It closes in when I’m not watching. Like the sudden onset of darkness in a horror movie, I’m not truly caught unaware, but the end result is a clawing panic combined with a need to escape. The silence around me deafens me with its empty ringing.
I hate being alone.
Who, me? Melodramatic? You don’t say.
Yet, my depressive spells (look at me, I can’t just say my depression) always come on during extended periods of alone time. AKA, every move we’ve made since 2010. Fall 2010 in Germany, I would sit and stare out our window because the lack of a social life had me feeling stifled and painfully alone on the nights that B had handball practice. Spring 2012 in Turkey we won’t even get into. It wasn’t pretty. North Dakota was actually pretty great, once I got a job. I was around people all day and would come home ready to just be with my favorite person.

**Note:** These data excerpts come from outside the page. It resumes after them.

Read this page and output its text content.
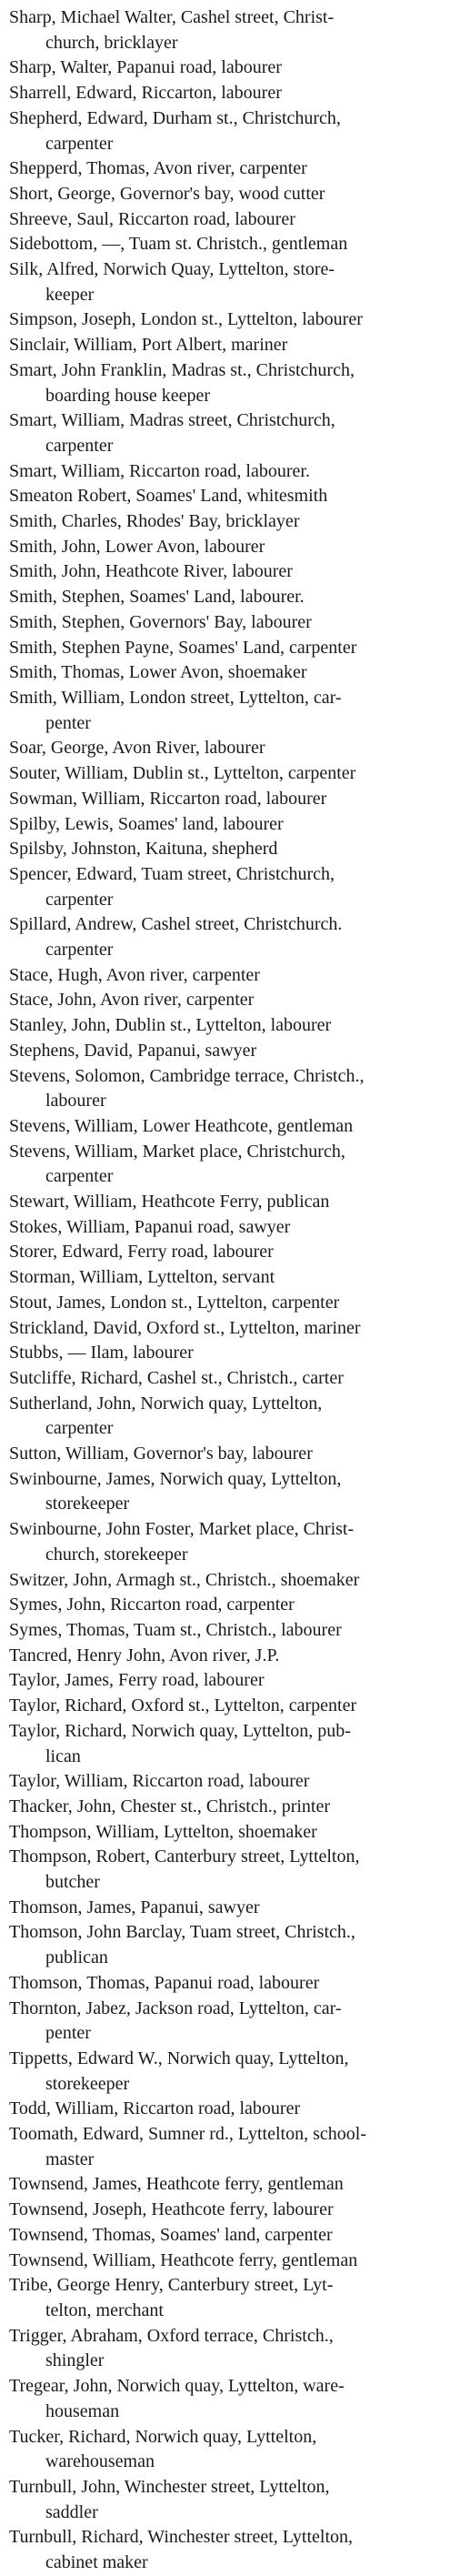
Sharp, Michael Walter, Cashel street, Christ-
church, bricklayer
Sharp, Walter, Papanui road, labourer
Sharrell, Edward, Riccarton, labourer
Shepherd, Edward, Durham st., Christchurch,
carpenter
Shepperd, Thomas, Avon river, carpenter
Short, George, Governor's bay, wood cutter
Shreeve, Saul, Riccarton road, labourer
Sidebottom, —, Tuam st. Christch., gentleman
Silk, Alfred, Norwich Quay, Lyttelton, store-
keeper
Simpson, Joseph, London st., Lyttelton, labourer
Sinclair, William, Port Albert, mariner
Smart, John Franklin, Madras st., Christchurch,
boarding house keeper
Smart, William, Madras street, Christchurch,
carpenter
Smart, William, Riccarton road, labourer.
Smeaton Robert, Soames' Land, whitesmith
Smith, Charles, Rhodes' Bay, bricklayer
Smith, John, Lower Avon, labourer
Smith, John, Heathcote River, labourer
Smith, Stephen, Soames' Land, labourer.
Smith, Stephen, Governors' Bay, labourer
Smith, Stephen Payne, Soames' Land, carpenter
Smith, Thomas, Lower Avon, shoemaker
Smith, William, London street, Lyttelton, car-
penter
Soar, George, Avon River, labourer
Souter, William, Dublin st., Lyttelton, carpenter
Sowman, William, Riccarton road, labourer
Spilby, Lewis, Soames' land, labourer
Spilsby, Johnston, Kaituna, shepherd
Spencer, Edward, Tuam street, Christchurch,
carpenter
Spillard, Andrew, Cashel street, Christchurch.
carpenter
Stace, Hugh, Avon river, carpenter
Stace, John, Avon river, carpenter
Stanley, John, Dublin st., Lyttelton, labourer
Stephens, David, Papanui, sawyer
Stevens, Solomon, Cambridge terrace, Christch.,
labourer
Stevens, William, Lower Heathcote, gentleman
Stevens, William, Market place, Christchurch,
carpenter
Stewart, William, Heathcote Ferry, publican
Stokes, William, Papanui road, sawyer
Storer, Edward, Ferry road, labourer
Storman, William, Lyttelton, servant
Stout, James, London st., Lyttelton, carpenter
Strickland, David, Oxford st., Lyttelton, mariner
Stubbs, — Ilam, labourer
Sutcliffe, Richard, Cashel st., Christch., carter
Sutherland, John, Norwich quay, Lyttelton,
carpenter
Sutton, William, Governor's bay, labourer
Swinbourne, James, Norwich quay, Lyttelton,
storekeeper
Swinbourne, John Foster, Market place, Christ-
church, storekeeper
Switzer, John, Armagh st., Christch., shoemaker
Symes, John, Riccarton road, carpenter
Symes, Thomas, Tuam st., Christch., labourer
Tancred, Henry John, Avon river, J.P.
Taylor, James, Ferry road, labourer
Taylor, Richard, Oxford st., Lyttelton, carpenter
Taylor, Richard, Norwich quay, Lyttelton, pub-
lican
Taylor, William, Riccarton road, labourer
Thacker, John, Chester st., Christch., printer
Thompson, William, Lyttelton, shoemaker
Thompson, Robert, Canterbury street, Lyttelton,
butcher
Thomson, James, Papanui, sawyer
Thomson, John Barclay, Tuam street, Christch.,
publican
Thomson, Thomas, Papanui road, labourer
Thornton, Jabez, Jackson road, Lyttelton, car-
penter
Tippetts, Edward W., Norwich quay, Lyttelton,
storekeeper
Todd, William, Riccarton road, labourer
Toomath, Edward, Sumner rd., Lyttelton, school-
master
Townsend, James, Heathcote ferry, gentleman
Townsend, Joseph, Heathcote ferry, labourer
Townsend, Thomas, Soames' land, carpenter
Townsend, William, Heathcote ferry, gentleman
Tribe, George Henry, Canterbury street, Lyt-
telton, merchant
Trigger, Abraham, Oxford terrace, Christch.,
shingler
Tregear, John, Norwich quay, Lyttelton, ware-
houseman
Tucker, Richard, Norwich quay, Lyttelton,
warehouseman
Turnbull, John, Winchester street, Lyttelton,
saddler
Turnbull, Richard, Winchester street, Lyttelton,
cabinet maker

Here I am. Alone in a house all day. Nothing to do besides endlessly apply for jobs with companies that will likely never contact me to even acknowledge my application. My husband is several hours away at training, my in-laws work all day, so here I sit by myself.
I’m trying to combat it. I get up and go for a run in the morning, then take the dogs for a long walk. I text my people. I chat with B as soon as his day is done – the sound of my voice in the empty house always sends the dogs into a barking frenzy. I put the tv on so there’s some background noise. I try to be more productive than just constantly refreshing my email in a futile attempt to make something, anything appear in it.
But it sneaks up behind me, or crawls along the ceiling above me, and ambushes me even when I’m on my best guard. I cry too easily. Slip off into silences. My fuse is shorter than normal.
It’s more than being restless. It’s knowing what extended periods of time like this do to me. It’s fearing the abyss. It’s not wanting to fall back in.
So I fight. I claw. I run.
I won’t let it catch me this time.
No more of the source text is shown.